Das Schweigen des Lemming
Sekunden hat es gedauert, bis der Lemming mit schmerzhaft verdrehten Armen auf dem Boden gelegen ist, eingeklemmt zwischen dem flauschigen Teppich und dem drahtigen Karl. Dass die beiden nun doch leicht verschreckten Damen das Zimmer verlassen haben, nachdem sie von Plessel mit einem «Schleichts euch!» dazu aufgefordert worden waren, hat er nur akustisch mitbekommen. Erst nach mehreren Minuten hat der Druck auf seinem Rücken nachgelassen, Minuten, die Plessel offenbar dazu genutzt hat, sich zu waschen und anzukleiden. Von Karl unsanft hochgezogen und rücklings gegen die Wand gedrückt, hat der Lemming den Politiker nun endlich in voller Montur zu Gesicht bekommen, so, wie er ihn aus den Zeitungen kennt: ein aufgedunsener, nicht eben groß gewachsener Mann mit braunem, gescheiteltem Haar, khakifarbenem Cordanzug und dem unvermeidlichen blauen Halstuch im Kragen.
«Hören Sie», hat der Lemming geächzt, «ich will ja nicht …»
«Gusch!», hat Plessel unterbrochen. Und, zu Karl gewandt, hinzugefügt: «Durchsuchen!»
Man weiß ja oft selbst nicht so genau, was man alles an Kleinkram mit sich herumträgt; die Hosen- und Jackentaschen ausgewachsener Männer ähneln nur allzu oft denen kleiner Buben. Und so hat es den Lemming nicht wenig erstaunt, schon bald eine stattliche Sammlung unnützer Gegenstände auf dem Himmelbett liegen zu sehen: drei gute alte Schillingmünzen beispielsweise, die schon vor eineinhalb Jahrenihre Gültigkeit verloren haben. Ein kleines Kunststoffschwein mit einem aufgemalten Kleeblatt auf dem Rücken. Einen gesprenkelten Kieselstein – Erinnerung an einen Ausflug durch die Lobau, den er im Frühling mit Klara unternommen hat. Dann natürlich seinen Schlüsselbund und seine Brieftasche, für die sich Otto Plessel ganz besonders zu interessieren schien. Und schließlich den rettenden Fetisch, sein Handy, sein Ei.
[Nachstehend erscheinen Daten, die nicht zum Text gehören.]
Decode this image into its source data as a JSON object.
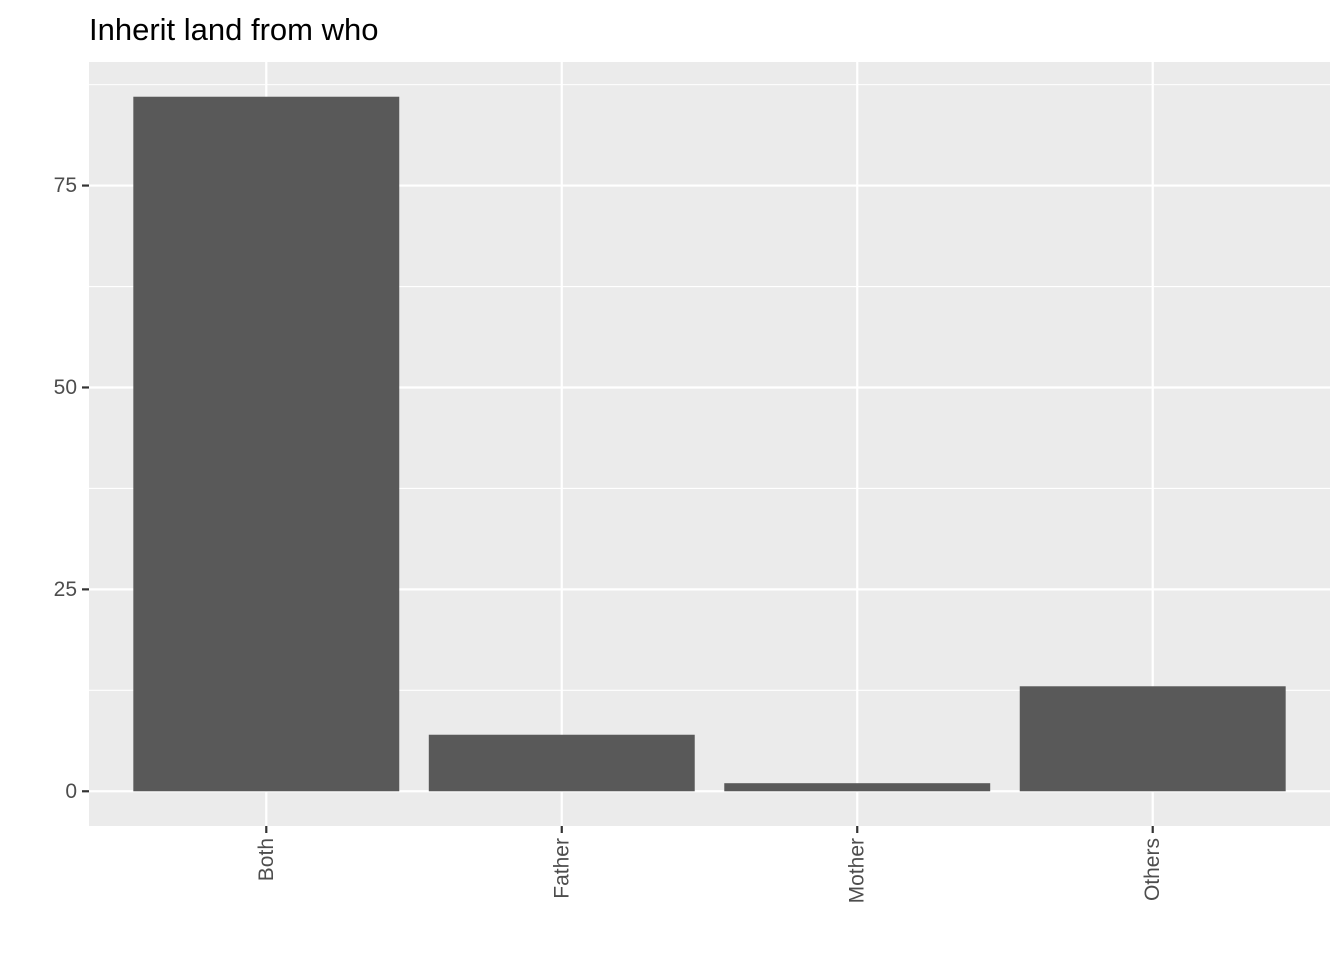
{
  "chart_data": {
    "type": "bar",
    "title": "Inherit land from who",
    "xlabel": "",
    "ylabel": "",
    "categories": [
      "Both",
      "Father",
      "Mother",
      "Others"
    ],
    "values": [
      86,
      7,
      1,
      13
    ],
    "ylim": [
      -4.3,
      90.3
    ],
    "yticks": [
      0,
      25,
      50,
      75
    ],
    "ytick_labels": [
      "0",
      "25",
      "50",
      "75"
    ],
    "x_tick_label_rotation": "vertical",
    "grid": true,
    "legend": "none",
    "colors": {
      "bar": "#595959",
      "panel_background": "#ebebeb",
      "grid": "#ffffff",
      "tick": "#333333",
      "tick_label": "#4d4d4d",
      "title": "#000000"
    }
  }
}
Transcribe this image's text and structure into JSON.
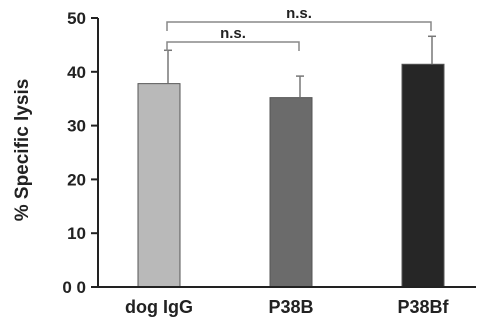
{
  "chart_data": {
    "type": "bar",
    "categories": [
      "dog IgG",
      "P38B",
      "P38Bf"
    ],
    "values": [
      37.8,
      35.2,
      41.4
    ],
    "errors": [
      6.2,
      4.0,
      5.2
    ],
    "colors": [
      "#b9b9b9",
      "#6b6b6b",
      "#262626"
    ],
    "ylabel": "% Specific lysis",
    "ylim": [
      0,
      50
    ],
    "yticks": [
      0,
      10,
      20,
      30,
      40,
      50
    ],
    "ytick_labels": [
      "0 0",
      "10",
      "20",
      "30",
      "40",
      "50"
    ],
    "grid": false,
    "significance": [
      {
        "from": 0,
        "to": 1,
        "label": "n.s."
      },
      {
        "from": 0,
        "to": 2,
        "label": "n.s."
      }
    ]
  }
}
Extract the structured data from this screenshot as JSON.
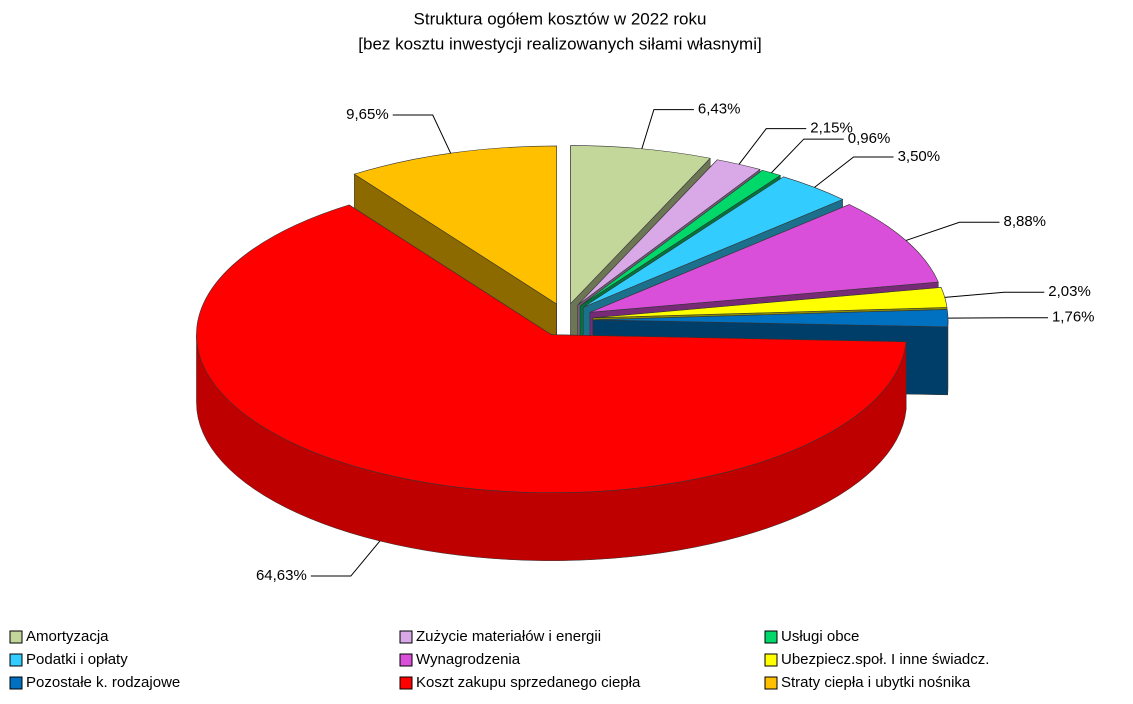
{
  "chart_data": {
    "type": "pie",
    "title": "Struktura ogółem kosztów  w 2022 roku",
    "subtitle": "[bez kosztu inwestycji realizowanych siłami własnymi]",
    "categories": [
      "Amortyzacja",
      "Zużycie materiałów i energii",
      "Usługi obce",
      "Podatki i opłaty",
      "Wynagrodzenia",
      "Ubezpiecz.społ. I inne świadcz.",
      "Pozostałe k. rodzajowe",
      "Koszt zakupu sprzedanego ciepła",
      "Straty ciepła i ubytki nośnika"
    ],
    "values": [
      6.43,
      2.15,
      0.96,
      3.5,
      8.88,
      2.03,
      1.76,
      64.63,
      9.65
    ],
    "value_labels": [
      "6,43%",
      "2,15%",
      "0,96%",
      "3,50%",
      "8,88%",
      "2,03%",
      "1,76%",
      "64,63%",
      "9,65%"
    ],
    "colors": [
      "#c4d79b",
      "#d9a8e6",
      "#00d86a",
      "#33ccff",
      "#d94fd9",
      "#ffff00",
      "#0070c0",
      "#ff0000",
      "#ffc000"
    ],
    "legend": "bottom"
  }
}
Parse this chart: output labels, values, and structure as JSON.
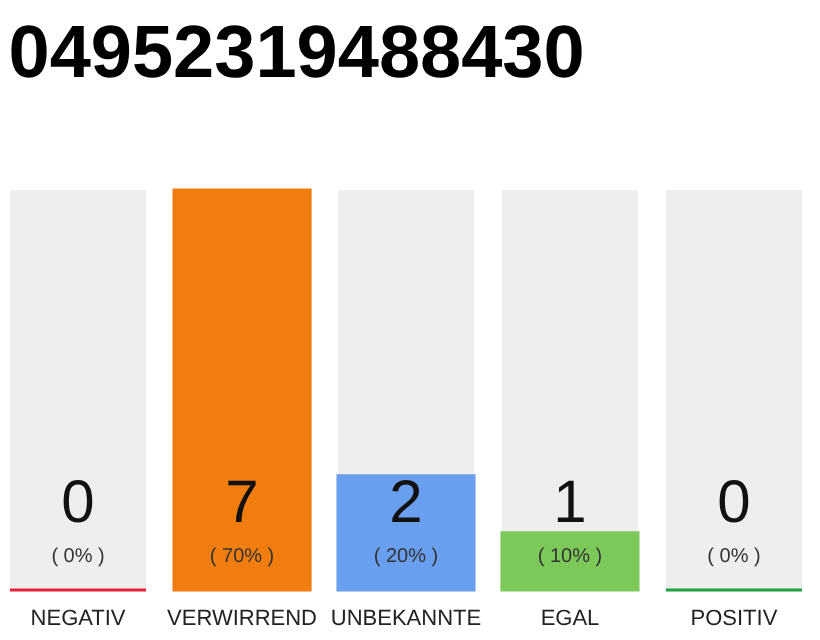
{
  "chart_data": {
    "type": "bar",
    "title": "04952319488430",
    "categories": [
      "NEGATIV",
      "VERWIRREND",
      "UNBEKANNTE",
      "EGAL",
      "POSITIV"
    ],
    "values": [
      0,
      7,
      2,
      1,
      0
    ],
    "colors": [
      "#e8203a",
      "#f07d0e",
      "#6a9eee",
      "#7cc95a",
      "#20a040"
    ],
    "ylim": [
      0,
      7
    ],
    "tick_labels": "x",
    "data_labels": true,
    "annotations": [
      "( 0% )",
      "( 70% )",
      "( 20% )",
      "( 10% )",
      "( 0% )"
    ]
  }
}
«Wallisch also!» Plessel hat den Mund zu seinem altbekannten schiefen Grinsen verzogen und den Ausweis des Lemming zusammengeklappt. «Wallisch: Wenn das kein Judenname ist …»
«Was? A Jud?», hat nun auch Karl erstmals die Stimme erhoben. Während in seinen bislang ungerührten Augen ein warmer Schimmer der Vorfreude aufgeglommen ist, hat Plessel den Ausweis aufs Bett geworfen, den Rücken zu einem Buckel gekrümmt und sich mit hochgezogenen Schultern die Hände gerieben: «Nu, Herr Itzig? Wollen wir bissel Zores machen?» Selbstverständlich wäre in diesem Moment ein
Nein
die einzig opportune Antwort gewesen. Trotzdem hat sich der Lemming für ein
Ja
entschieden.
«Ja, Herr Plessel. Wenn Sie’s unbedingt darauf anlegen wollen, dann werden Sie Zores bekommen, die sich gewaschen haben … Wissen Sie eigentlich, was das dort ist?», hat er mit einer Kopfbewegung zum Bett hin gedeutet.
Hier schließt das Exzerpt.